Brel never recorded this for a studio album, and his only version was released on the live album Enregistrement Public à l’Olympia 1964. Despite this, it has been one of his most enduringly popular works.It was one of the songs Mort Shuman translated into English for the musical Jacques Brel is Alive and Well and Living in Paris.
Brel worked on the song at his house overlooking the Mediterranean at Roquebrune-Cap-Martin, the house he shared with Sylvie Rivet, a publicist for Philips; a place she had introduced him to in 1960. “It was the ideal place for him to create, and to indulge his passion for boats and planes. One morning at six o’clock he read the words of Amsterdam to Fernand, a restaurateur who was about to set off fishing for scorpion fish and conger eels for the bouillabaisse. Overcome, Fernand broke out in sobs and cut open some sea urchins to help control his emotion.
Originally the song was situated in Antwerp, but moved to Amsterdam as ‘Dans le port D’Anvers’ does not fit the meter. Noteworthy is that in modern Amsterdam there is still a port, but owing to widespread automation and decline in crew sizes, there are far fewer sailors on shore leave.
In writing the lyrics to “Lord of the Dance” in 1963,
Sydney Carter was inspired partly by Jesus, but also partly by a statue of the Hindu God Shiva as Nataraja (Shiva’s dancing pose) which sat on his desk, and was partly intending simply to give tribute to Shaker music. He later stated, “I did not think the churches would like it at all. I thought many people would find it pretty far flown, probably heretical and anyway dubiously Christian.
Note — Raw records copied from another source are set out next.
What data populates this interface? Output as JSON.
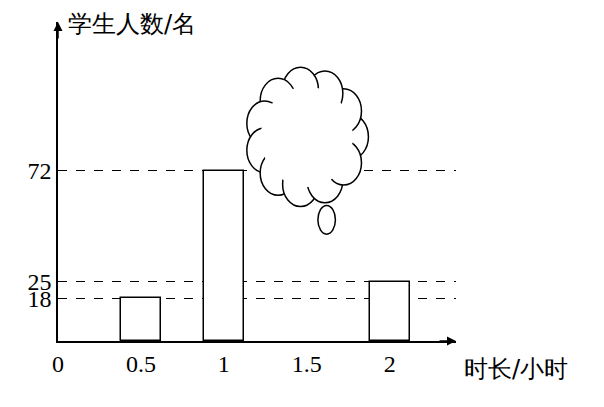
{
  "chart_data": {
    "type": "bar",
    "x_label": "时长/小时",
    "y_label": "学生人数/名",
    "x": [
      0.5,
      1,
      1.5,
      2
    ],
    "values": [
      18,
      72,
      null,
      25
    ],
    "color": "#ffffff",
    "xlim": [
      0,
      2.4
    ],
    "xticks": [
      0,
      0.5,
      1,
      1.5,
      2
    ],
    "ylim": [
      0,
      135
    ],
    "yticks": [
      18,
      25,
      72
    ],
    "grid": true
  }
}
But in fact people did sing it and, unknown to me, it touched a chord … Anyway, it’s the sort of Christianity I believe in.”
One Jig and two reels: “The Blarney Pilgrim”, “Father Kelly” & “Pinch of Snuff”
“The Blarney Pilgrim”:This jig is a popular tune at Irish sessions. It seems to be especially popular under fiddle players, but is equally nice to play on tin whistle or any other instrument. The title of this jig is referring to The Blarney stone, a block of limestone built into the walls of Blarney Castle, located close to Cork, Ireland. The legend goes that kissing the stone endows the kisser with the gift of the gab, meaning giving the ability to speak freely and in a way people want to listen to you and believe you. The stone attracts people from all over the world.
“Father Kelly’s Reel” in G is yet another tune that is played in sessions around the globe. Father P. J. Kelly (1926 – March 25, 2006) named this tune “The Rossmore Jetty” after the pier on the river Shannon near his hometown of Woodford in East Galway. This tune is also called “Father Kelly’s #1.” He was an accordionist, composer, and missionary in Fiji, Australia and Pakistan.
“Pinch of Snuff”: Known as a northern Irish reel, and especially one from County Donegal where it is particularly popular. Caoimhin Mac Aoidh (1994) recounts the origins of the tune in the faerie folklore of Donegal (Seamus Ennis appears to have told the same story). It seems that the fairies were trying to abduct a bride at a wedding in the Teelin, southwest Donegal, area by trying to trick her into uttering the magic words which would bind her to them and seal her fate. As luck would have it, hiding in the rafters was a young man who had been her suitor, but whom had lost in the bid for her hand. He saw what was about to happen to his still-beloved (who was dancing below), and from his high hiding place he thought to shake down some snuff upon her. The bride breathed it in, sneezed, and was greeted with a polite chorus of “Dia agus Muire dhuit” (God and Mary bless you) from members of the wedding party. This was anathema to the fairies, who took flight. The tune the fiddlers were playing while the bride was dancing at the time of her rescue was dubbed “The Pinch of Snuff.”